Irgat çok Sinan yok

İnsanlar kavramlarla düşünür. Uzmanlar, uzmanlıklarının kavramlarıyla Benim alanımın temel kavramlarından biri termodinamiktir. Termodinamik, birçok bilim ve mühendislik dalının, özellikle kimyanın ve fiziğin anahtarıdır. Topu topu üç kanunu var. Birincisi enerjinin korunması. Anlaşılması zor değil. Üçüncüsü de kolay. Sıcaklığın sonsuza kadar düşmeyeceğini, mutlak sıfır denilen bir derecenin olduğunu söyler. Sıfırın altında 273,16 derece Santigrad. Öğrencilerin en çok sıkıntı çektikleri ikinci kanundur. Entropi kavramıdır. Entropi düzensizlik demektir, düzensizliğin ölçüsüdür.

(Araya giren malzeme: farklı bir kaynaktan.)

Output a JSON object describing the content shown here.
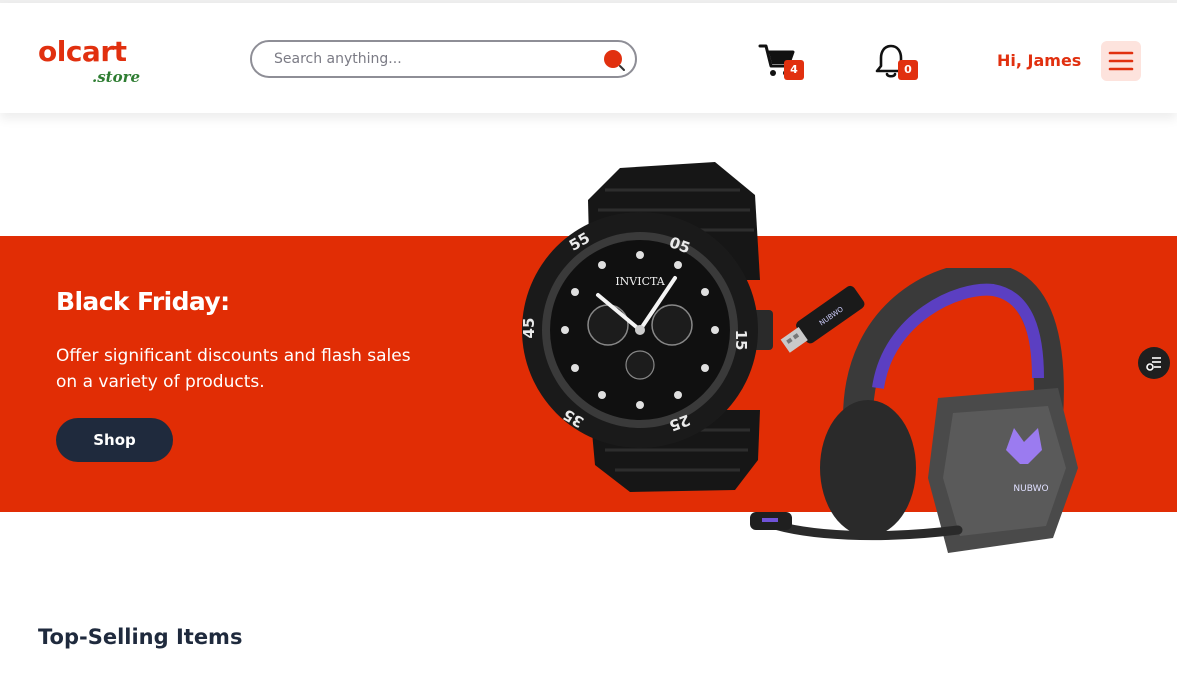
{
  "header": {
    "logo_main": "olcart",
    "logo_sub": ".store",
    "search_placeholder": "Search anything...",
    "cart_icon": "cart-icon",
    "cart_count": "4",
    "bell_icon": "bell-icon",
    "notification_count": "0",
    "greeting": "Hi, James",
    "menu_icon": "hamburger-menu-icon"
  },
  "banner": {
    "title": "Black Friday:",
    "description": "Offer significant discounts and flash sales on a variety of products.",
    "button_label": "Shop",
    "watch_brand": "INVICTA",
    "headset_brand": "NUBWO",
    "dongle_brand": "NUBWO"
  },
  "section": {
    "title": "Top-Selling Items"
  },
  "colors": {
    "brand": "#e1300f",
    "banner_bg": "#e12d05",
    "button_dark": "#1f2a3d",
    "logo_green": "#2e7d32"
  }
}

Bakınız, o acı depremde binalar çöktü. Termodinamik dilinde bunu, yer sallanınca üstündeki yapının düzensizliği arttı diye açıklarız. Güzelim binanın yıkılmadan önceki hâliyle yıkılmş hâli arasında enerji muhasebesi bakımından bir fark yoktur. Ama yıkılma kendiliğinden olur. Ne kadar sallarsanız sallayın, enkaz kendiliğinden bina haline gelmez.

Ahşap bina yandı. Tahtalar duman oldu, gaz oldu, kül oldu, yanıp çöktü. Hadi şimdi filmi geri sarın. Duman, kül, gaz geri gelsin ve kendiliğinden ev hâlini alsın. Yanmış evle yanmamış ev arasında enerji açısından fark yoktur. Fakat düzensizlik artmıştır. Tabiatın doğma gidişi budur.

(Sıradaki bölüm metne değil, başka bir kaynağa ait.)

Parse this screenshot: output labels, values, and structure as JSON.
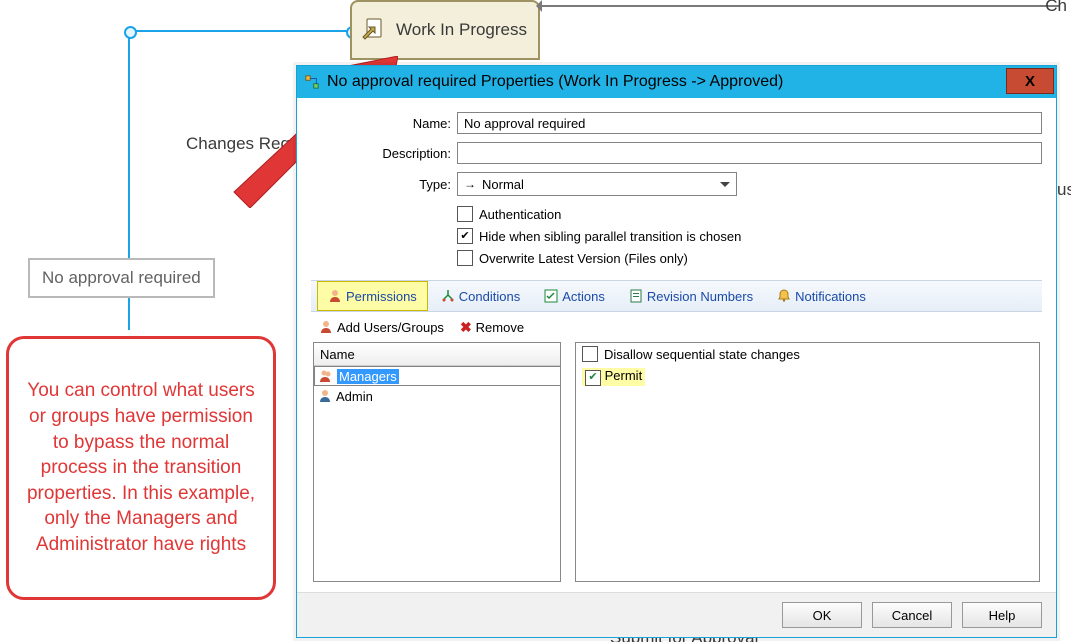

Sistemleri kendi başına bırakırsanız düzensizlik sürekli artar. Düzeni korumak için gayret gerekir, enerji sarf etmek gerekir.

DÜZEN İÇİN LİYAKAT GEREK

Bakın niyetim bu köşede termodinamik öğretmek değil. Asıl maksadım yönetimle ilgili bir şeyler söylemek. Asıl maksadım siyasetle ilgili. Tekrar edeyim: "Sistemleri kendi başına bırakırsanız düzensizlik sürekli artar. Düzeni korumak için gayret gerekir, enerji sarf etmek gerekir." Sistemler ve düzen yerine başka kelimeler de koyabilirim. Devlet diyebilirim; kurumlar diyebilirim. Demek ki devlete ve devletin kurumlarına gereken özeni göstermezseniz tabiatın normal gidişi düzensizliğe, dağılmaya doğrudur.

Yönetim hayatımdan bir hatıra Arkadaşlarımla birlikte pek güzel bir kurum inşa etmiştik. Tıkır tıkır işliyordu. Niçin tıkır tıkır işliyordu Çünkü herkes yaptığı için önemine inanmıştı. Ortaya koydukları eserle, verdikleri hizmetle öğünüyorlardı. Liyakat mutlaktı. Kurumun her mensubu, işinin uzmanıydı. Kurumdan ve yaptığı işten gurur duyuyordu. Akşam eve gittiğinde de bu haz ve başarı hissini yanında götürüyordu.

Derken, liyakati sıfır bir kişi kuruma torpille tayin edildi. Yöneticilere danışılmadan, onlar atlanarak. Sonra kurumun gün be gün çöküşünü izledik. Artık kimseye buranın kuralları vardır, bu kurum hepimizindir, kutlu bir iş yapıyoruz falan diyemez olduk. O torpilli tayin bir ahlaksızlık abidesi gibi ortada dikiliyordu. Allah'tan o şahıs iki hafta içinde kendi isteğiyle ayrıldı. Yaptığı tahribat, sebep olduğu düzensizlik gayretle, enerji sarfıyla izale edildi. Moraller ancak aylar sonra eski seviyesine geldi.

YIKMAYA BİR IRGAT YETER

Kimyadan edebiyata atlayayım. Şu entropi nutkundan sonra Mehmet Akif'i hatırlamamak mümkün mü:

"Yıkmak insanlara yapmak gibi kıymet mi verir Onu en çolpa herifler de, emîn ol, becerir. Sade sen gösteriver 'işte budur kubbe!' diye; İki ırgadla iner şimdi Süleymaniyye. Ama gel kaldıralım dendi mi, heyhat, o zaman, Bir Süleyman daha lâzım yeniden, bir de Sinan."(Safahat- Asım, Türkiye Diyanet Vakfı Yayınları 2008, sayfa 356).